Tesla Inc. cut US prices for all its vehicles to offset lower green tax credits, and fell short on quarterly deliveries of its mass-market Model 3 sedan, sending shares of the electric vehicle maker down nearly 7 percent on worries of future profitability, Reuters reports.
Analysts questioned whether the US$2,000 price cut on all models signaled lower demand in the United States, and ultimately whether the move would undermine nascent profitability at the Silicon Valley automaker, which has never posted an annual profit.
“In our view, this move could suggest that what many bulls assume to be a substantial backlog … for Tesla may be less robust,” Bank of America analyst John Murphy wrote in a client note.
Chief executive Elon Musk, who has often set goals and deadlines that Tesla has failed to meet, surprised investors by delivering on his pledge to make Tesla profitable in the third quarter, for only the third time in its 15-year existence.
But the company is unprofitable for the first nine months of 2018, and cash flow remains a concern for investors.
Musk has been under intense pressure to deliver on his promise of stabilizing production for the Model 3, which is deemed crucial for easing a cash crunch and achieving long-term profitability.
It said it was churning out almost 1,000 Model 3s daily, broadly in line with Musk’s promises but slightly short of Wall Street expectations.
The company said it would begin delivering Model 3s to Europe and China in February.
The price cut of US$2,000 beginning on Wednesday on the Model 3 – as well as on its higher-priced Model S and Model X – took the market by surprise and weighed on the stock, pushing it down 6.8 percent to close at US$310.12, after falling as much as 10 percent during the session.
The lower price comes as automakers expect US new vehicle sales to weaken in 2019, and amid increased competition from new electric vehicle entrants.
Tesla sales benefited from a US$7,500 federal tax credit on electric vehicles throughout 2018, but that full credit expired at the end of 2018, and new buyers will now receive only half that amount.

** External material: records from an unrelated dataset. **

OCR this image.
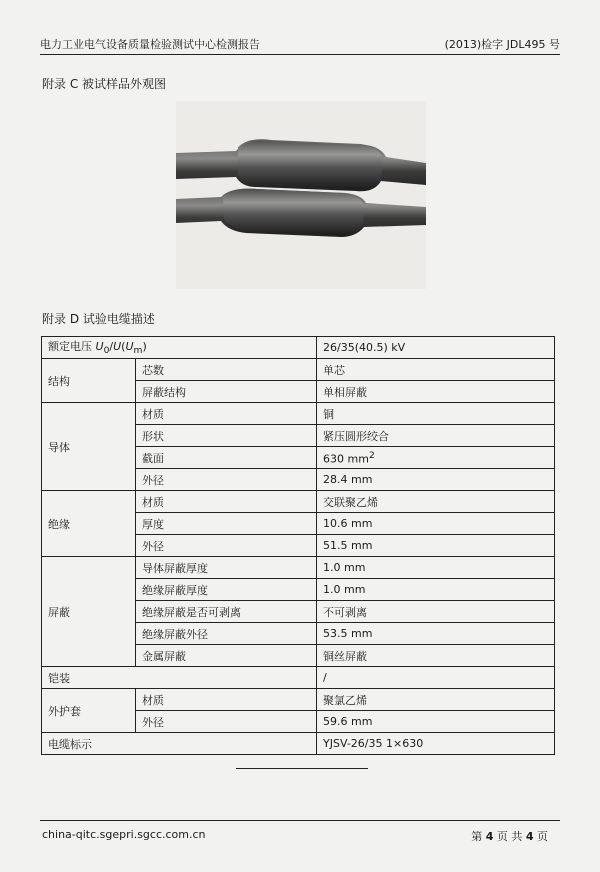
电力工业电气设备质量检验测试中心检测报告	(2013)检字 JDL495 号
附录 C 被试样品外观图
附录 D 试验电缆描述
额定电压 $U_0/U(U_m)$		26/35(40.5) kV
结构	芯数	单芯
	屏蔽结构	单相屏蔽
导体	材质	铜
	形状	紧压圆形绞合
	截面	630 $mm^2$
	外径	28.4 mm
绝缘	材质	交联聚乙烯
	厚度	10.6 mm
	外径	51.5 mm
屏蔽	导体屏蔽厚度	1.0 mm
	绝缘屏蔽厚度	1.0 mm
	绝缘屏蔽是否可剥离	不可剥离
	绝缘屏蔽外径	53.5 mm
	金属屏蔽	铜丝屏蔽
铠装		/
外护套	材质	聚氯乙烯
	外径	59.6 mm
电缆标示		YJSV-26/35 1×630
china-qitc.sgepri.sgcc.com.cn	第 4 页 共 4 页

Under a major tax overhaul passed by the Republican-controlled US Congress in 2017, tax credits that lower the cost of electric vehicles are available for the first 200,000 such vehicles sold by an automaker. The tax credit is then reduced by 50 percent every six months until it phases out.
“The price cut is what’s driving the stock lower, as it openly acknowledges the sunset of subsidy dollars is a material headwind,” said Craig Irwin, an analyst with Roth Capital Partners.
But some said fears of eroded demand were overblown. Gene Munster of Loup Ventures calculated that the lowered tax credit equaled, on average, a 3 percent discount on a Tesla. If Tesla had a demand issue, therefore, the company would have cut its prices by more than 3 percent, he wrote in a note.
General Motors sold its 200,000th electric vehicle in the US in 2018, similarly triggering a phaseout of the federal tax credit, a source said on Wednesday. GM declined to comment.